The other football player in the video was Rocky Clark, who was paralyzed during a tackle 12 years ago at Eisenhower High School in the Chicago suburbs. Fortunately for Clark, his school had catastrophic insurance.
However, 10 years after his injury, the policy had maxed out, and the benefits were cut off. He was soon hospitalized as his physical condition worsened and his systems started failing him.
A year and five months after the insurance policy had maxed out, Clark passed away at the age of 27.
Where does one turn to after the money comes to a sudden halt?

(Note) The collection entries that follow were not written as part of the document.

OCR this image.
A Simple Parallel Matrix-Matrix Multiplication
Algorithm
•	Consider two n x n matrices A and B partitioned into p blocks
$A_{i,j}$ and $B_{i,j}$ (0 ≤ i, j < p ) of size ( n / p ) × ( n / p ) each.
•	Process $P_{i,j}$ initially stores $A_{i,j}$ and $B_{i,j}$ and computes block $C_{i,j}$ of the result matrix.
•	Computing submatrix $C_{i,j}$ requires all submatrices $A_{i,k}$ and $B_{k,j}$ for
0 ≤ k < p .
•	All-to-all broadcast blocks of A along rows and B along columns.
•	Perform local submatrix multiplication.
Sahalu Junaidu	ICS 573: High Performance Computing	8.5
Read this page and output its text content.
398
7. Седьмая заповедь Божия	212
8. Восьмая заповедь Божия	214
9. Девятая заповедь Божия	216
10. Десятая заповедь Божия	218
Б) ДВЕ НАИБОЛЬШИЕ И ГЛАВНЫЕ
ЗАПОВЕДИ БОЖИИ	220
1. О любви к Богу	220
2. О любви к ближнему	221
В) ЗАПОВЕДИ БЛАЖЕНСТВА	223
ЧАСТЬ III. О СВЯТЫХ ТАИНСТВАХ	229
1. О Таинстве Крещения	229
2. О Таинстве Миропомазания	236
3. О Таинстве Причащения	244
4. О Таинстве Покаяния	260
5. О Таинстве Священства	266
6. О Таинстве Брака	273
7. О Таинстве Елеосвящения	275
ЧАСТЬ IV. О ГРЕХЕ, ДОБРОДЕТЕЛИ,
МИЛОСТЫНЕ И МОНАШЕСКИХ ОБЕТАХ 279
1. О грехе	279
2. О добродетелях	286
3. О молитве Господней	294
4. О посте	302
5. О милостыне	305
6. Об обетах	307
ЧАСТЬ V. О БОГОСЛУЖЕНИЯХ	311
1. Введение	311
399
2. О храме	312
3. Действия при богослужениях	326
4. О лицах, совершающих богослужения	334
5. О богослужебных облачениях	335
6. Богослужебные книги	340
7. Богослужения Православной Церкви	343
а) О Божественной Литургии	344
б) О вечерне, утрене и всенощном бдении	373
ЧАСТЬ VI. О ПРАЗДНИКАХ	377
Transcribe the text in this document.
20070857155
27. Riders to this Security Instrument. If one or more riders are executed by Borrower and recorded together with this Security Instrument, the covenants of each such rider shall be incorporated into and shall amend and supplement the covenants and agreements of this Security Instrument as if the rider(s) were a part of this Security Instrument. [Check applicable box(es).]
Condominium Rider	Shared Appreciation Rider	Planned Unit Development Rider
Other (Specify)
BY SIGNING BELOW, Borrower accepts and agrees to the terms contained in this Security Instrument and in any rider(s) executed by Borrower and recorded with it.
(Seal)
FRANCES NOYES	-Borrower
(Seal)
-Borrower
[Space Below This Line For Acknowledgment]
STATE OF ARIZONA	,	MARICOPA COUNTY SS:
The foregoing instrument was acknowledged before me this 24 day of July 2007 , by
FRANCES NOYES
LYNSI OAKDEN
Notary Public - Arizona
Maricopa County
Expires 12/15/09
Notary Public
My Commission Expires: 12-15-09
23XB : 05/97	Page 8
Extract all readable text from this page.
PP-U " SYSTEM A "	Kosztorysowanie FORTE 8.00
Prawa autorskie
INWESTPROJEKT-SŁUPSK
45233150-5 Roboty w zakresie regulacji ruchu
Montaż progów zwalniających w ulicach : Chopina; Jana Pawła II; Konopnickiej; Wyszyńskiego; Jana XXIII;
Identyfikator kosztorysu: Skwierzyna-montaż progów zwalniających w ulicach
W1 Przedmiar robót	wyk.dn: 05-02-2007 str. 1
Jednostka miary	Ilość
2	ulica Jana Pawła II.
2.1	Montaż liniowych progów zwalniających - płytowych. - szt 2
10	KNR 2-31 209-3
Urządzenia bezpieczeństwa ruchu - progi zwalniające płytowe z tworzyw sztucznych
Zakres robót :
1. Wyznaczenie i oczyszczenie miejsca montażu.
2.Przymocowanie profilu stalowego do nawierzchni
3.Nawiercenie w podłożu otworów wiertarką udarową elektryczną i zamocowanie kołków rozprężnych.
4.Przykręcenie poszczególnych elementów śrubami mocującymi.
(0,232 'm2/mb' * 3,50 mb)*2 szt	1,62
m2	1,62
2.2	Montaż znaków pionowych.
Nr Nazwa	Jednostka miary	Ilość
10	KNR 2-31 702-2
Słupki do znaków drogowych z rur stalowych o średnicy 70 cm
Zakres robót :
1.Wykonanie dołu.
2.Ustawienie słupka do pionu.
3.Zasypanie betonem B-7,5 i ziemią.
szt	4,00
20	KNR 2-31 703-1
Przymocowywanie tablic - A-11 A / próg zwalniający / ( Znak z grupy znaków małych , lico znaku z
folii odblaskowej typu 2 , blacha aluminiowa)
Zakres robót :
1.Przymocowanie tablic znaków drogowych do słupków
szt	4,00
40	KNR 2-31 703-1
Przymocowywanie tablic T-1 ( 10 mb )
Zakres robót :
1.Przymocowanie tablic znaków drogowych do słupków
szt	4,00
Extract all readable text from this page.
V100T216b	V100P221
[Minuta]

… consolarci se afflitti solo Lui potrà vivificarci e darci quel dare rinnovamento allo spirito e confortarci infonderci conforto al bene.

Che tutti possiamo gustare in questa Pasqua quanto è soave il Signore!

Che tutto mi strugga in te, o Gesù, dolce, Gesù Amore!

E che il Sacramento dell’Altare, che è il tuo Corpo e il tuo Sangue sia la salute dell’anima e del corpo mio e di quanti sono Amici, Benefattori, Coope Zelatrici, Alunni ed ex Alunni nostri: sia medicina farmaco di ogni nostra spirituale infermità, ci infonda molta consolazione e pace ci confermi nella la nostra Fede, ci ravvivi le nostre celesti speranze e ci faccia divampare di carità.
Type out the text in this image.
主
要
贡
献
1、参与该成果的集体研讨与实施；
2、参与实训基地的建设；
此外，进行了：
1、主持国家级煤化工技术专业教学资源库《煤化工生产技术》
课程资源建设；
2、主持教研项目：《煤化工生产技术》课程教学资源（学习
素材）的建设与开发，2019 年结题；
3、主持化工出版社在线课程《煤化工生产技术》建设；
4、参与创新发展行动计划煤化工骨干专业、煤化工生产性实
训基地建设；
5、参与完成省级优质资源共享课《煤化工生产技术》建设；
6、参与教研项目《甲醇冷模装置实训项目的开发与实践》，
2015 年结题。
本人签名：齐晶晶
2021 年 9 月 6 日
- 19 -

Eddie Canales and his son, Chris Canales, started a non-profit organization known as Gridiron Heroes. They help high school football players with the day-to-day struggles after suffering a catastrophic spinal cord injury.
During a high school football game, Chris himself suffered a spinal cord injury which left him paralyzed. Since this incident, he was determined to help other athletes and their families conquer the struggles that they would be facing as they adjusted to their new lives.
In an email interview, Eddie told The Guilfordian how his organization helps these athletes in the future.
“We are all dealing with just the day to day struggles that this life-changing injury brings,” said Canales. “We provide equipment and medical supplies, build ramps for homes, provide wheelchair and wheelchair accessible vans which all can be life changing.”
In Texas, some high schools have catastrophic insurance policies, and some do not. This foundation has helped 21 families just in Texas alone and has reached out within the last four years to 25 other families across the nation.
Two hundred and sixty five high school football players have been paralyzed from spinal cord injuries since 1977 and that number keeps growing.
“As parents, we think that, because they are playing for their high school, we assume that if they get hurt playing football they are going to be taken care of by the school,” said Eddie Canales in an interview with E:60. “That sometimes is further from the truth.”
As athletes continue to play past high school and into college, the tackles become harder and the physical play increases.
“My mom would let my brothers play football when they were little, but not when they got older,” said sophomore Logan Hardin. “The sport got more aggressive, and my mom didn’t want them playing because of all the injuries that could potentially happen.”
Guilford has an emergency action plan that is updated every year by Head Athletic Trainer Gary Rizza, which includes what to do with specific injuries and who is responsible and emergency numbers. The NCAA sponsors a catastrophic injury insurance program for every Division III school which covers a student-athlete who is catastrophically injured while participating in a covered intercollegiate athletic activity.
In the NCAA Sports Medicine Handbook it states, “The policy has a $90,000 deductible and provides benefits in excess of any other valid and collectible insurance.”
When asked if the fear of a potential catastrophic injury ever restricted one from playing football, senior Trey Billian answered, “The fear of a serious injury never stopped me from playing because it’s a risk when you play the game and everyone knows it. If you think or worry about it too much and you play scared, that’s when people get hurt.”